Walter Benjamin
[Philosopher, critic, and theorist, b. 1892, Berlin, d. 1940, Port Bou, France.]

 Just as lithography virtually implied the illustrated newspaper, so did photography foreshadow the sound film [because,] since the eye perceives more swiftly than the hand can draw, the process of pictorial reproduction was accelerated so enormously that it could keep pace with speech. 

Stan Brakhage
[Filmmaker, b. 1933, Kansas City, Missouri, d. 2003, Victoria, British Columbia, Canada.]

 I was struggling against the flypaper of other arts harnessing film to their own usages, which means essentially as a recording device or within the long historical trap of “picture”—by which I mean a collection of nameable shapes within a frame. I don’t even think still photography, with few exceptions, has made any significant attempt to free itself from that. 

Louis Aragon
[Artist, poet, and writer, b. 1897, Neuilly, France, d. 1982, Paris.]

 As we know, cubism was a reaction on the part of painters to the invention of photography. Photography and cinema made struggling for exact likeness childish. (1935) 

Lewis Baltz
[Photographer, b. 1945, Newport Beach, California, d. 2014, Paris.]

 While one image may be more interesting or appealing than another, each photograph is of equal importance and requires the context of the entire body of work to make its meaning fully understood.

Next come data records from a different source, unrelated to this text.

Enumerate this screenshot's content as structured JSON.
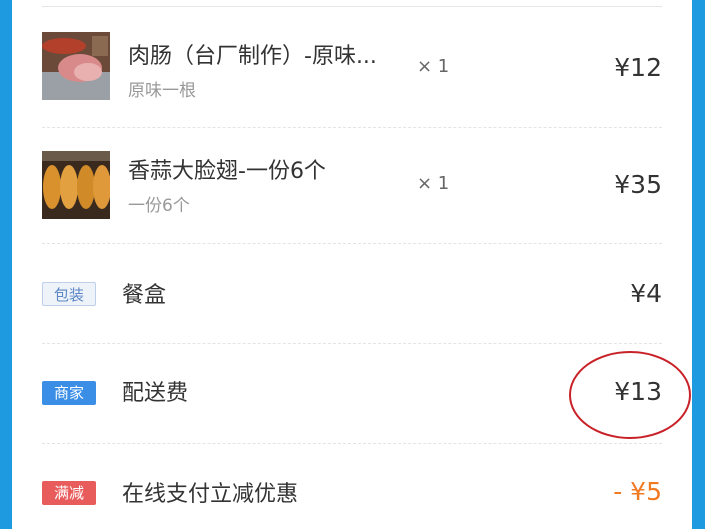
{
  "items": [
    {
      "title": "肉肠（台厂制作）-原味...",
      "subtitle": "原味一根",
      "qty": "× 1",
      "price": "¥12",
      "image_icon": "sausage-photo"
    },
    {
      "title": "香蒜大脸翅-一份6个",
      "subtitle": "一份6个",
      "qty": "× 1",
      "price": "¥35",
      "image_icon": "chicken-wings-photo"
    }
  ],
  "fees": [
    {
      "badge": "包装",
      "label": "餐盒",
      "amount": "¥4",
      "badge_color": "#eef3fa"
    },
    {
      "badge": "商家",
      "label": "配送费",
      "amount": "¥13",
      "badge_color": "#3a8ee6"
    },
    {
      "badge": "满减",
      "label": "在线支付立减优惠",
      "amount": "- ¥5",
      "badge_color": "#e85c5c",
      "amount_color": "#f07a24"
    }
  ],
  "colors": {
    "background": "#1e9be0",
    "highlight_circle": "#c82127"
  }
}
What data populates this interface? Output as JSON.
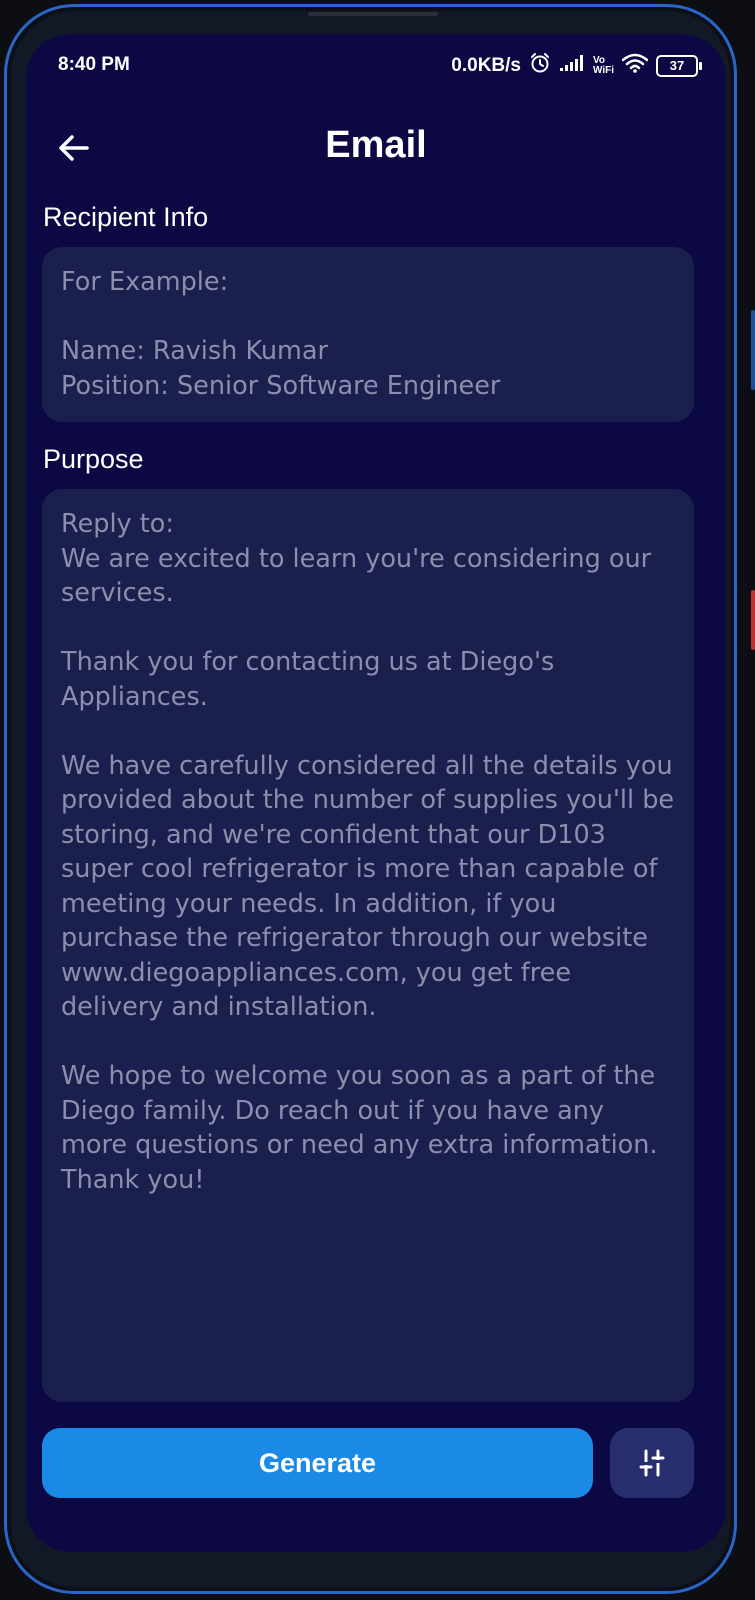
{
  "status_bar": {
    "time": "8:40 PM",
    "network_speed": "0.0KB/s",
    "vowifi_line1": "Vo",
    "vowifi_line2": "WiFi",
    "battery": "37",
    "icons": [
      "alarm-icon",
      "signal-icon",
      "vowifi-icon",
      "wifi-icon",
      "battery-icon"
    ]
  },
  "header": {
    "title": "Email",
    "back_icon": "arrow-left-icon"
  },
  "recipient": {
    "label": "Recipient Info",
    "placeholder": "For Example:\n\nName: Ravish Kumar\nPosition: Senior Software Engineer"
  },
  "purpose": {
    "label": "Purpose",
    "placeholder": "Reply to:\nWe are excited to learn you're considering our services.\n\nThank you for contacting us at Diego's Appliances.\n\nWe have carefully considered all the details you provided about the number of supplies you'll be storing, and we're confident that our D103 super cool refrigerator is more than capable of meeting your needs. In addition, if you purchase the refrigerator through our website www.diegoappliances.com, you get free delivery and installation.\n\nWe hope to welcome you soon as a part of the Diego family. Do reach out if you have any more questions or need any extra information.\nThank you!"
  },
  "actions": {
    "generate_label": "Generate",
    "settings_icon": "sliders-icon"
  },
  "colors": {
    "background": "#0b0843",
    "field": "#1a1f4e",
    "primary": "#1a8ae6",
    "secondary_button": "#262e6e",
    "placeholder_text": "#8a8fae"
  }
}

Like scenes from a film, the individual photograph, when removed from the series, is a fragment. 

Cindy Sherman
[Artist, b. 1954, Glen Ridge, New Jersey, lives in New York.]

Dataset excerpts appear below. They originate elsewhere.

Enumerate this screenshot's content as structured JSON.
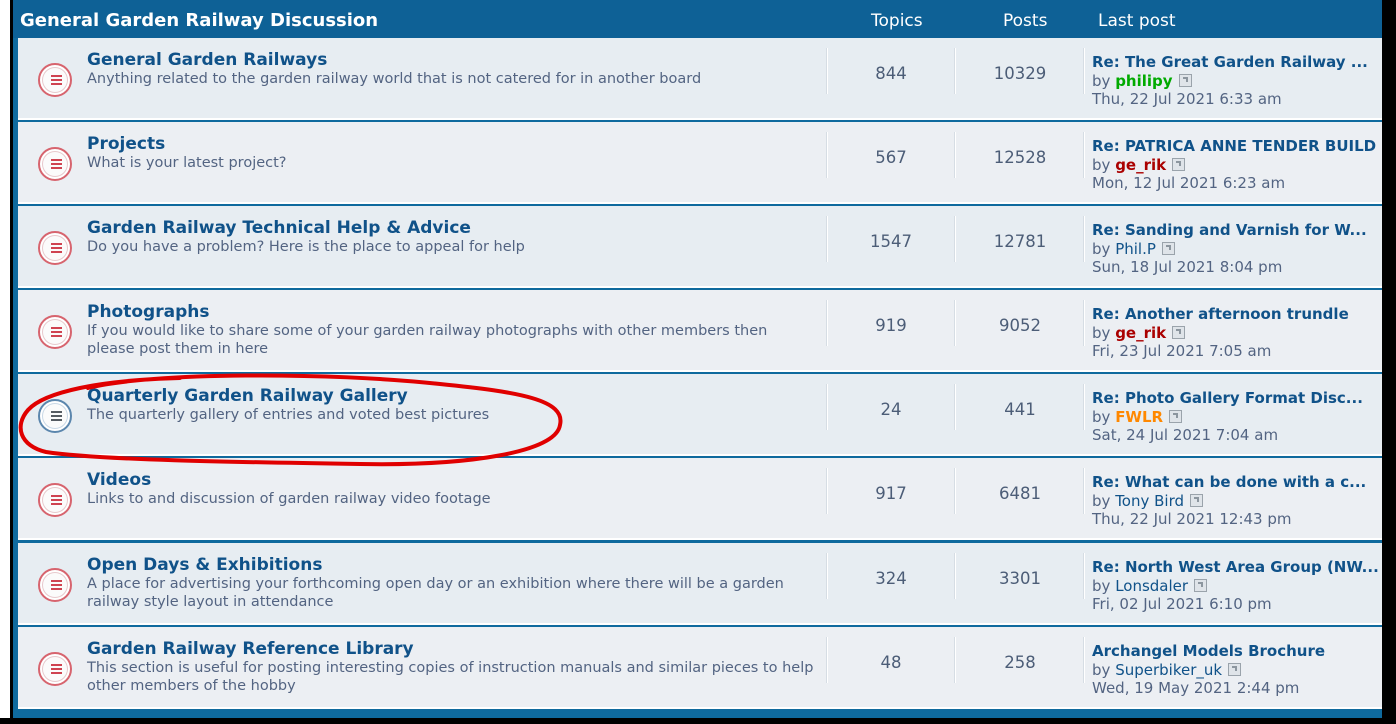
{
  "header": {
    "category_title": "General Garden Railway Discussion",
    "col_topics": "Topics",
    "col_posts": "Posts",
    "col_last_post": "Last post"
  },
  "by_label": "by",
  "forums": [
    {
      "name": "General Garden Railways",
      "description": "Anything related to the garden railway world that is not catered for in another board",
      "topics": "844",
      "posts": "10329",
      "last_post_title": "Re: The Great Garden Railway ...",
      "last_post_user": "philipy",
      "last_post_user_color": "#00aa00",
      "last_post_time": "Thu, 22 Jul 2021 6:33 am",
      "unread": true
    },
    {
      "name": "Projects",
      "description": "What is your latest project?",
      "topics": "567",
      "posts": "12528",
      "last_post_title": "Re: PATRICA ANNE TENDER BUILD",
      "last_post_user": "ge_rik",
      "last_post_user_color": "#aa0000",
      "last_post_time": "Mon, 12 Jul 2021 6:23 am",
      "unread": true
    },
    {
      "name": "Garden Railway Technical Help & Advice",
      "description": "Do you have a problem? Here is the place to appeal for help",
      "topics": "1547",
      "posts": "12781",
      "last_post_title": "Re: Sanding and Varnish for W...",
      "last_post_user": "Phil.P",
      "last_post_user_color": "",
      "last_post_time": "Sun, 18 Jul 2021 8:04 pm",
      "unread": true
    },
    {
      "name": "Photographs",
      "description": "If you would like to share some of your garden railway photographs with other members then please post them in here",
      "topics": "919",
      "posts": "9052",
      "last_post_title": "Re: Another afternoon trundle",
      "last_post_user": "ge_rik",
      "last_post_user_color": "#aa0000",
      "last_post_time": "Fri, 23 Jul 2021 7:05 am",
      "unread": true
    },
    {
      "name": "Quarterly Garden Railway Gallery",
      "description": "The quarterly gallery of entries and voted best pictures",
      "topics": "24",
      "posts": "441",
      "last_post_title": "Re: Photo Gallery Format Disc...",
      "last_post_user": "FWLR",
      "last_post_user_color": "#ff8800",
      "last_post_time": "Sat, 24 Jul 2021 7:04 am",
      "unread": false
    },
    {
      "name": "Videos",
      "description": "Links to and discussion of garden railway video footage",
      "topics": "917",
      "posts": "6481",
      "last_post_title": "Re: What can be done with a c...",
      "last_post_user": "Tony Bird",
      "last_post_user_color": "",
      "last_post_time": "Thu, 22 Jul 2021 12:43 pm",
      "unread": true
    },
    {
      "name": "Open Days & Exhibitions",
      "description": "A place for advertising your forthcoming open day or an exhibition where there will be a garden railway style layout in attendance",
      "topics": "324",
      "posts": "3301",
      "last_post_title": "Re: North West Area Group (NW...",
      "last_post_user": "Lonsdaler",
      "last_post_user_color": "",
      "last_post_time": "Fri, 02 Jul 2021 6:10 pm",
      "unread": true
    },
    {
      "name": "Garden Railway Reference Library",
      "description": "This section is useful for posting interesting copies of instruction manuals and similar pieces to help other members of the hobby",
      "topics": "48",
      "posts": "258",
      "last_post_title": "Archangel Models Brochure",
      "last_post_user": "Superbiker_uk",
      "last_post_user_color": "",
      "last_post_time": "Wed, 19 May 2021 2:44 pm",
      "unread": true
    }
  ],
  "colors": {
    "header_bg": "#0e6196",
    "row_bg": "#e7edf2",
    "link": "#105289",
    "text": "#536482",
    "annotation": "#e00000"
  }
}
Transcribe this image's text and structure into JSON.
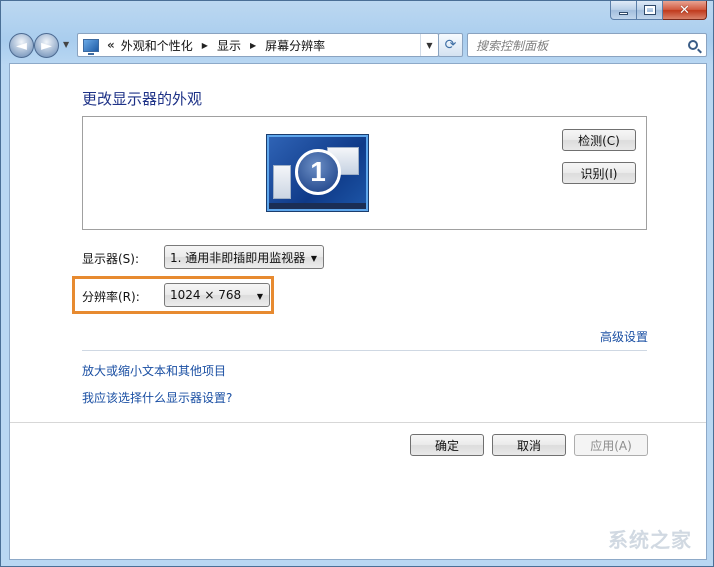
{
  "window": {
    "caption": {
      "minimize": "—",
      "maximize": "",
      "close": "✕"
    }
  },
  "nav": {
    "back_glyph": "◄",
    "forward_glyph": "►",
    "dropdown_glyph": "▼",
    "address": {
      "overflow": "«",
      "crumbs": [
        "外观和个性化",
        "显示",
        "屏幕分辨率"
      ],
      "crumb_arrow": "▶",
      "dropdown_glyph": "▼"
    },
    "refresh_glyph": "⟳",
    "search_placeholder": "搜索控制面板"
  },
  "page": {
    "title": "更改显示器的外观",
    "monitor_number": "1",
    "detect_label": "检测(C)",
    "identify_label": "识别(I)",
    "display_label": "显示器(S):",
    "display_value": "1. 通用非即插即用监视器",
    "resolution_label": "分辨率(R):",
    "resolution_value": "1024 × 768",
    "select_arrow": "▼",
    "advanced_link": "高级设置",
    "enlarge_link": "放大或缩小文本和其他项目",
    "which_link": "我应该选择什么显示器设置?",
    "ok_label": "确定",
    "cancel_label": "取消",
    "apply_label": "应用(A)"
  },
  "watermark": "系统之家",
  "colors": {
    "highlight_border": "#e78a30",
    "link": "#1a4fa3",
    "title": "#1e3287"
  }
}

 To pick a character like that was about my own ambivalence about sexuality—growing up with the women role models that I had, and a lot of them in films, that were like that character, and yet you were supposed to be a good girl. 

André Bazin
[Film critic and theorist, b. 1918, Angers, France, d. 1958, Nogent-sur-Marne, Île-de-France, France.]

 The photographer proceeds, via the intermediary of the lens, to a point where he literally takes a luminous imprint, a cast... [But] the cinema realizes the paradox of moulding itself on the time of the object and of taking the imprint of its duration as well. 

Loretta Lux
[Photographer, b. 1969, Dresden, Germany, lives in Dublin, Ireland.]

 My pictures are not really about the children that I photograph. They’re more like actors in a film. I think you can always recognize the children, but they are alienated from their real appearance and become more like metaphors. 

Christian Metz
[Writer and film theorist, b. 1931, Béziers, France, lives in France.]

 The importance of immobility and silence to photographic authority, the nonfilmic nature of this authority, leads me to some remarks on the relationship of photography with death. Immobility and silence are not only two objective aspects of death, they are also its main symbols, they figure it.